Testimonianze che non chiedono pietà, ma ascolto. Che non semplificano, ma mostrano la concretezza umana dei conflitti, quella che troppo spesso si perde dietro a titoli fuorvianti e narrazioni distorte.
In un mondo in cui tutto è relegato al racconto social, che chiede reazioni lampo, prese di posizione immediate e schieramenti netti acritici, la scuola può e deve svolgere un ruolo diverso: quello di aiutare i ragazzi a pensare, a sostare nella complessità, a cercare le storie dietro le immagini.
«La pace – come ha ricordato uno dei rappresentanti degli studenti, Antonio Pisano - non è l’assenza di conflitto, ma la presenza di giustizia, diritti e riconoscimento reciproco».

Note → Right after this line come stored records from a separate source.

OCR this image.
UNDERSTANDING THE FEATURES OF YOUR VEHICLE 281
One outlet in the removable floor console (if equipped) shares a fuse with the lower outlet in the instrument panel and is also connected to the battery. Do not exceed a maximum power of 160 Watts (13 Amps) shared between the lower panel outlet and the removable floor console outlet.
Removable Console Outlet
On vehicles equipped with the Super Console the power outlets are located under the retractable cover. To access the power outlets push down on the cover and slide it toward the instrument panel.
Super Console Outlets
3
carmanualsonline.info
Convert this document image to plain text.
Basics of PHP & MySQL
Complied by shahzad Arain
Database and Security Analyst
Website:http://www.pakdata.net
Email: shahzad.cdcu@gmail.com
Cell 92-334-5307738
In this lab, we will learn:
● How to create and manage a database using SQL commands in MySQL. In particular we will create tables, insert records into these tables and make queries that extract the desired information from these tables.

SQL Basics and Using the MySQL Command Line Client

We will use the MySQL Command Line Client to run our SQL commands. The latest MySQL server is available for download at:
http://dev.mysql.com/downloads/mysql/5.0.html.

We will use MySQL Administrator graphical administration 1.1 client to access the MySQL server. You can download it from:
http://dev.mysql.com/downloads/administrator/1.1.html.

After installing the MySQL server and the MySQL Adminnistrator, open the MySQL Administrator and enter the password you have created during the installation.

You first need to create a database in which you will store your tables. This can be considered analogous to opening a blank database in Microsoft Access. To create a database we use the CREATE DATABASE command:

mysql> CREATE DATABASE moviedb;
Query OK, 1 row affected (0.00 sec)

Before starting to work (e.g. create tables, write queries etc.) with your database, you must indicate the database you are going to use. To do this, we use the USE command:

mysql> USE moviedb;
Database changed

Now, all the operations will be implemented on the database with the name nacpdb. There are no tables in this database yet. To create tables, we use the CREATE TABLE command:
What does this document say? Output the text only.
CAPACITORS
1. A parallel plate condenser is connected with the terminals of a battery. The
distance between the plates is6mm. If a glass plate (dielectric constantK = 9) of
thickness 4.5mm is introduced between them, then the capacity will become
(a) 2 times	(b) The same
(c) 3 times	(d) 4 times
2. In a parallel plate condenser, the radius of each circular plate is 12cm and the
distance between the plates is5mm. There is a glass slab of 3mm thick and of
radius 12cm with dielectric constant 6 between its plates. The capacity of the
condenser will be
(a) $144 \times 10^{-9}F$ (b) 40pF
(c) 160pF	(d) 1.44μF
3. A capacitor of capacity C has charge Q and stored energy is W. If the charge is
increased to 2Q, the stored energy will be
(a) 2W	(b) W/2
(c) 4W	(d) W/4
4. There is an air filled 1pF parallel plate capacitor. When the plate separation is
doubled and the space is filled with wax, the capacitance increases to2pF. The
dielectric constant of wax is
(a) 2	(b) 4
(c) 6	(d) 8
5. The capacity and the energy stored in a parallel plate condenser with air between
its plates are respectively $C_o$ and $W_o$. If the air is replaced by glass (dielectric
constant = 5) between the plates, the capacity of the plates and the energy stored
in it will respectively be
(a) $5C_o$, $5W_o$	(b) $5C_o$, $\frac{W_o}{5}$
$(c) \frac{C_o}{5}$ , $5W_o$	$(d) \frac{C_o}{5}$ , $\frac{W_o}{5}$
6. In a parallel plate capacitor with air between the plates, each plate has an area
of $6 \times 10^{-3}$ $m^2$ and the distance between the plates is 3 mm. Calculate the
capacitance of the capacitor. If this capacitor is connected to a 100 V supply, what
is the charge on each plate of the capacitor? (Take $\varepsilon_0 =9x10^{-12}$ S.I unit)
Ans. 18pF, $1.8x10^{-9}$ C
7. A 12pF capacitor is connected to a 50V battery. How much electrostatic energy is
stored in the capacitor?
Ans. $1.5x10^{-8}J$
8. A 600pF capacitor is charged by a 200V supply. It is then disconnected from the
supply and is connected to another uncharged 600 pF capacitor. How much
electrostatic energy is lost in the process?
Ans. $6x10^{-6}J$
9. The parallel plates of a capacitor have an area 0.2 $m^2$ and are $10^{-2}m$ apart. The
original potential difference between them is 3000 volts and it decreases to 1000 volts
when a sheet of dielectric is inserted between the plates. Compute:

Questa iniziativa, insomma, dimostra che la scuola, quando esce dal perimetro confortevole degli istituti e incontra la città, può diventare un luogo di elaborazione culturale e civile, capace di incidere davvero sulla comunità. Offrire ai giovani strumenti per capire, per interrogarsi, per scegliere posizioni consapevoli e non reattive, contribuisce a formare cittadini capaci di costruire ponti, non muri. La pace, in fondo, è un’arte da apprendere, da vivere, da incarnare ogni giorno. Lo scontro resta l’affare dei superbi.